Muitos filipinos recebem isso, incluindo, ao que parece, o cardeal David.
“Não é do negócio da igreja governar, nem é do negócio do governo administrar uma igreja”, disse ele.
“Mas podemos complementar um ao outro – não posso dizer que seremos apolíticos. Desde que mantemos nosso papel como líder moral e espiritual, podemos dar orientação, mesmo sobre questões políticas e econômicas”.
Mesmo essa visão mais limitada do papel adequado da igreja, no entanto, se deparou com a oposição.
Treze anos depois de superar as objeções eclesiásticas à lei de saúde reprodutiva, o Congresso das Filipinas agora está tentando aprovar um projeto de lei que legalizaria o divórcio, algo que a igreja discorda.
“Não espero que eles mudem sua doutrina oficial, mas no meu trabalho como legislador, tento abordar os problemas que os filipinos enfrentam e não quero que eles se intrometam no meu trabalho. É contra a nossa Constituição legislar a favor de qualquer religião”, diz Geraldine Roman, o primeiro membro transgênero do Congresso nas Filipinas.
Católica praticante, ela credita o papa Francisco por criar um ambiente mais acolhedor para as pessoas LGBTQ+ com a declaração “quem sou eu para julgar”.
“Ninguém me desgenda na minha igreja agora”, diz ela.
Mas ela se opõe à Igreja Católica lobby contra a lei de divórcio, que ela argumenta que libertará milhares de mulheres filipinas presas em casamentos abusivos.
“A igreja é livre para tentar doutrinar os católicos para enfatá -la em seus casamentos. Mas no final, é a decisão do casal, e nem mesmo a igreja pode se intrometer nessa decisão”.

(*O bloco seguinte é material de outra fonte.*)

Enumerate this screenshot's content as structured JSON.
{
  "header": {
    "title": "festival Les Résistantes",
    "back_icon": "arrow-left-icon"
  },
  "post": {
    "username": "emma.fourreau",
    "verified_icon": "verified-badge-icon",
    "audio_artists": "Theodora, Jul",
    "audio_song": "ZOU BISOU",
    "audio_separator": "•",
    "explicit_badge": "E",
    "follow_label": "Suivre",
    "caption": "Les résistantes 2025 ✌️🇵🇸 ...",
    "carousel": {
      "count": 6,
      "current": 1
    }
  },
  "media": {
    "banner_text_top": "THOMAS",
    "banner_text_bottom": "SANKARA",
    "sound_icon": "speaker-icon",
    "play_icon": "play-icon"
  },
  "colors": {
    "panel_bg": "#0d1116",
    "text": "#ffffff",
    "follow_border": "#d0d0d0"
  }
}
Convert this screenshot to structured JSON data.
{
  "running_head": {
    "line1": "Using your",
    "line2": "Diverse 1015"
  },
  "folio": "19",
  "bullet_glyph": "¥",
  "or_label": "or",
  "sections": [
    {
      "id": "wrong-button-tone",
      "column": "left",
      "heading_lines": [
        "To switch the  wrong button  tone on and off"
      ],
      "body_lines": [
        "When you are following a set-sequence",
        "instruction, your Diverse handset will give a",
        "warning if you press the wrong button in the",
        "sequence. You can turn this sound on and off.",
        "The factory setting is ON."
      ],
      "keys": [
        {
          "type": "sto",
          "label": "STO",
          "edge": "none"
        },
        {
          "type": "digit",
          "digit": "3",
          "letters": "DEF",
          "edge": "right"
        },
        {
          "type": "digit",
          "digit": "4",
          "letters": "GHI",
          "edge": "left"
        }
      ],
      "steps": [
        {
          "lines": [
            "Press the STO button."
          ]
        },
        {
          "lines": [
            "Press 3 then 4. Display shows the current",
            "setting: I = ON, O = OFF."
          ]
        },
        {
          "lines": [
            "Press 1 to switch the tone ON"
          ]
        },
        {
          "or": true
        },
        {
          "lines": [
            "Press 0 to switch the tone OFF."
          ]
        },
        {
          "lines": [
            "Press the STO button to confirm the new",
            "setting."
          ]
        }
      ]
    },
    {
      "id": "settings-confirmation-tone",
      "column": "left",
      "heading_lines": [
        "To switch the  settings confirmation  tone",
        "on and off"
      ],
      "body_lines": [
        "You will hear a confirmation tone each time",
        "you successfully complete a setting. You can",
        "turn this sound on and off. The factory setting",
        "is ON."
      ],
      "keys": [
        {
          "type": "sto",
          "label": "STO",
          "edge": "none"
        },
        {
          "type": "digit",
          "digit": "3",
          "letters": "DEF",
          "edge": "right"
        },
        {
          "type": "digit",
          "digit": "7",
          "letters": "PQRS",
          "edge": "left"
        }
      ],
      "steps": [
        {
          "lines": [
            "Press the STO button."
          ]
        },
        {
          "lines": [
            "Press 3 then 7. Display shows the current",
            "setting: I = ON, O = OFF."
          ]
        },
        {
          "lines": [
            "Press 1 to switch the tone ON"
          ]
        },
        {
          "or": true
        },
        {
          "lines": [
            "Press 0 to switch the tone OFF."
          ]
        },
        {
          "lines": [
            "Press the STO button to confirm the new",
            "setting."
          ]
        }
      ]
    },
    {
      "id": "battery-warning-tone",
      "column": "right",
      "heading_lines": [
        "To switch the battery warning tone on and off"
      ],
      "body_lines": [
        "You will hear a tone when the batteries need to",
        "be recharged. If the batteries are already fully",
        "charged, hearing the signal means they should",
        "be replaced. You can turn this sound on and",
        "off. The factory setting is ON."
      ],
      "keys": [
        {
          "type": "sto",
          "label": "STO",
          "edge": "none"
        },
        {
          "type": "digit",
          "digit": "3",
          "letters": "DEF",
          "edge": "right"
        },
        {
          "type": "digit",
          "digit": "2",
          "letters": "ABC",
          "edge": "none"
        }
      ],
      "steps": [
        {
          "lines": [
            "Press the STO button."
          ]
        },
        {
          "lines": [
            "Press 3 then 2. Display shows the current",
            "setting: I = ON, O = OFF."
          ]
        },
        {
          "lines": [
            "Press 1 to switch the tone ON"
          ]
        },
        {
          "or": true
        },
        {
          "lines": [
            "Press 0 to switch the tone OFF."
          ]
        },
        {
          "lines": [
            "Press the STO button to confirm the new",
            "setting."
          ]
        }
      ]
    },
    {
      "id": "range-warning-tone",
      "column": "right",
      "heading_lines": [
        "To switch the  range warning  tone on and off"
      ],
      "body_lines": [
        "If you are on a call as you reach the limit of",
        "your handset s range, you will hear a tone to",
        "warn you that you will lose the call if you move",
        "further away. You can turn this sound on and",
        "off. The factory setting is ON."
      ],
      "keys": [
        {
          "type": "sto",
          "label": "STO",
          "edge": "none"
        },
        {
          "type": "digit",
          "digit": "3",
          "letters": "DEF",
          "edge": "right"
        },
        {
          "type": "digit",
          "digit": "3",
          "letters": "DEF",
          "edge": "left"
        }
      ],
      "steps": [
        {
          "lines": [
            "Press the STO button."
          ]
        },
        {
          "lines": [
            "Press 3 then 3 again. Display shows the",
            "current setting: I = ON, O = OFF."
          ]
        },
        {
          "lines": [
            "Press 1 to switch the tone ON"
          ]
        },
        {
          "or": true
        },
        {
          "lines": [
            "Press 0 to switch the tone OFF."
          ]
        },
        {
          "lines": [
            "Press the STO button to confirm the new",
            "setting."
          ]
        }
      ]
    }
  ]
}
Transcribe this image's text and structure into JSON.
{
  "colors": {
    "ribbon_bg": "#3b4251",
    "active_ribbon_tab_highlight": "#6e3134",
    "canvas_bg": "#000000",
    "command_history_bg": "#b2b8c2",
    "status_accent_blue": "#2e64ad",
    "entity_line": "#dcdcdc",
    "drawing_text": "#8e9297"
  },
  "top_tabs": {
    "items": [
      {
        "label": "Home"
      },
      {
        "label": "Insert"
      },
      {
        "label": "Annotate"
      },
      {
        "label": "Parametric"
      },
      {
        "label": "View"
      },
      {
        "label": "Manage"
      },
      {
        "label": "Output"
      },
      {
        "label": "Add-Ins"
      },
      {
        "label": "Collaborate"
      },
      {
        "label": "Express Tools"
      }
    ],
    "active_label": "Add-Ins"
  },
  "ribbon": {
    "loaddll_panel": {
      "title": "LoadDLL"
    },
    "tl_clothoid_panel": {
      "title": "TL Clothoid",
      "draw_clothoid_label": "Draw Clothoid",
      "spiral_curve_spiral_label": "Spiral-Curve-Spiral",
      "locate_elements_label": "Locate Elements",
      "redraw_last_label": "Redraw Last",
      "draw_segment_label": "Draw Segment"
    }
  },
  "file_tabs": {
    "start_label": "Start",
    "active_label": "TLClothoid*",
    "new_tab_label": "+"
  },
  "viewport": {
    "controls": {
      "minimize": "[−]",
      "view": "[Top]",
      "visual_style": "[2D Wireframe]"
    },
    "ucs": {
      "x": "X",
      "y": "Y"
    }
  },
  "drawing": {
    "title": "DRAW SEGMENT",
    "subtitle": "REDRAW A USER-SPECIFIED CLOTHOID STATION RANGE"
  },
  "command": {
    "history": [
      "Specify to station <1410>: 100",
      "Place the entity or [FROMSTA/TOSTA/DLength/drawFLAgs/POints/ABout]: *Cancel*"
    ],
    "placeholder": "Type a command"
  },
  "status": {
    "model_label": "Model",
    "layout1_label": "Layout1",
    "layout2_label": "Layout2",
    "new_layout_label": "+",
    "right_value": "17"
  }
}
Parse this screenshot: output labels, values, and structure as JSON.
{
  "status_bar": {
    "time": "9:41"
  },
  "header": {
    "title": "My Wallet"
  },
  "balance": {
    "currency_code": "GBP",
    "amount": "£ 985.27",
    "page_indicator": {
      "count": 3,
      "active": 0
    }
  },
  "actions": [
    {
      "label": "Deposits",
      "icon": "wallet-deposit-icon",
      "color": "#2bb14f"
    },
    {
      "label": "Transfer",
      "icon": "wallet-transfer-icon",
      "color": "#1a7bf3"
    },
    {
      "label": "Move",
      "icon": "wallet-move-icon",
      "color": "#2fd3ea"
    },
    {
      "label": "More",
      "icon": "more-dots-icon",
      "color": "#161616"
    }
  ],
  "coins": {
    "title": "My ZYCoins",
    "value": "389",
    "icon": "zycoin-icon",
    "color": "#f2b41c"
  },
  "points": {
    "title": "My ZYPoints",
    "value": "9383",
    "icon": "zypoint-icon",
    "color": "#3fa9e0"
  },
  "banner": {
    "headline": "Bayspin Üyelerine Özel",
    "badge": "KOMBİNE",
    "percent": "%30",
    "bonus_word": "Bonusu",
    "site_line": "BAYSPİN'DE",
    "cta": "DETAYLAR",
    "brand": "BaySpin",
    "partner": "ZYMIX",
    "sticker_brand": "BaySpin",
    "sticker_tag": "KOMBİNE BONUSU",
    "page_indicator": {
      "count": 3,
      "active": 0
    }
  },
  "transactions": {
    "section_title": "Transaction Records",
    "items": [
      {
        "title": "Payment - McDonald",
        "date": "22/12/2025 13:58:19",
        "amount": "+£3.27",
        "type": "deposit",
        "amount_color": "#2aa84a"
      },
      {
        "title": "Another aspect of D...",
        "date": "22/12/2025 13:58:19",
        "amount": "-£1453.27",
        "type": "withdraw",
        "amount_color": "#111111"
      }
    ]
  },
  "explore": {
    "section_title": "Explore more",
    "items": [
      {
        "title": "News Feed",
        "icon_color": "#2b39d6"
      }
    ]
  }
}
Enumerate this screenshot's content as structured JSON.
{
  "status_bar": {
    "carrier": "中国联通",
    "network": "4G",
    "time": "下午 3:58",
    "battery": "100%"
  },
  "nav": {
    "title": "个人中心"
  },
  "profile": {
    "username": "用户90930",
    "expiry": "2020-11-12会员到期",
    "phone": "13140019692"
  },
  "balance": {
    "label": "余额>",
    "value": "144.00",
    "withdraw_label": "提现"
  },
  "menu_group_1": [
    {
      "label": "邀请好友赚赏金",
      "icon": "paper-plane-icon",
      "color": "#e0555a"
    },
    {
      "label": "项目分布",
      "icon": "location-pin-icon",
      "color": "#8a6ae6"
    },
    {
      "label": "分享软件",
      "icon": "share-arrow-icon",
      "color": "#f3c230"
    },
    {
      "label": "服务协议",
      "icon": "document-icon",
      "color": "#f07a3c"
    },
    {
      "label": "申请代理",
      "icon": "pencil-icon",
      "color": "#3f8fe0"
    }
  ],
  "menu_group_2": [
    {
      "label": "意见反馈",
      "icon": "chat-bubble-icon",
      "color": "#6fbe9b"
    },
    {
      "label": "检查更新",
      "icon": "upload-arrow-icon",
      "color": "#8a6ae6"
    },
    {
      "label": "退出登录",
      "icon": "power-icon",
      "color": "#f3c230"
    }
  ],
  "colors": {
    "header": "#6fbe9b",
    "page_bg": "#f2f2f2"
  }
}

Outros desafios incluem uma congregação que é cada vez mais desengatada. Embora o número de católicos romanos tenha caído apenas um pouco nas últimas três décadas, o número que compareceu à missa pelo menos uma vez por semana caiu pela metade, para pouco mais de um terço dos pesquisados recentemente.
Depois, há os vários escândalos associados à Igreja Católica, especialmente o abuso sexual de menores, que os críticos dizem que o Papa Francisco, enquanto ele abordou a questão, não fez o suficiente para abordar.
O cardeal David lembrou como o presidente Duterte “adorava acenar” um livro chamado “altar de segredos”, uma exposição de supostos escândalos na igreja filipina, e como ele dizia: “Oh, esses hipócritas. Não os ouvem. Eles não têm que o que eles não têm que o que eles pregam.
Mas, acrescenta, a defensividade não é a maneira como a igreja pode recuperar sua credibilidade.
“Deve ser humildade. Como o Papa Francisco aconselhou, ousa ser vulnerável. Ouse ser criticado. Tente não permanecer naquele pedestal onde as pessoas não podem alcançá -lo, mostrar sua humanidade.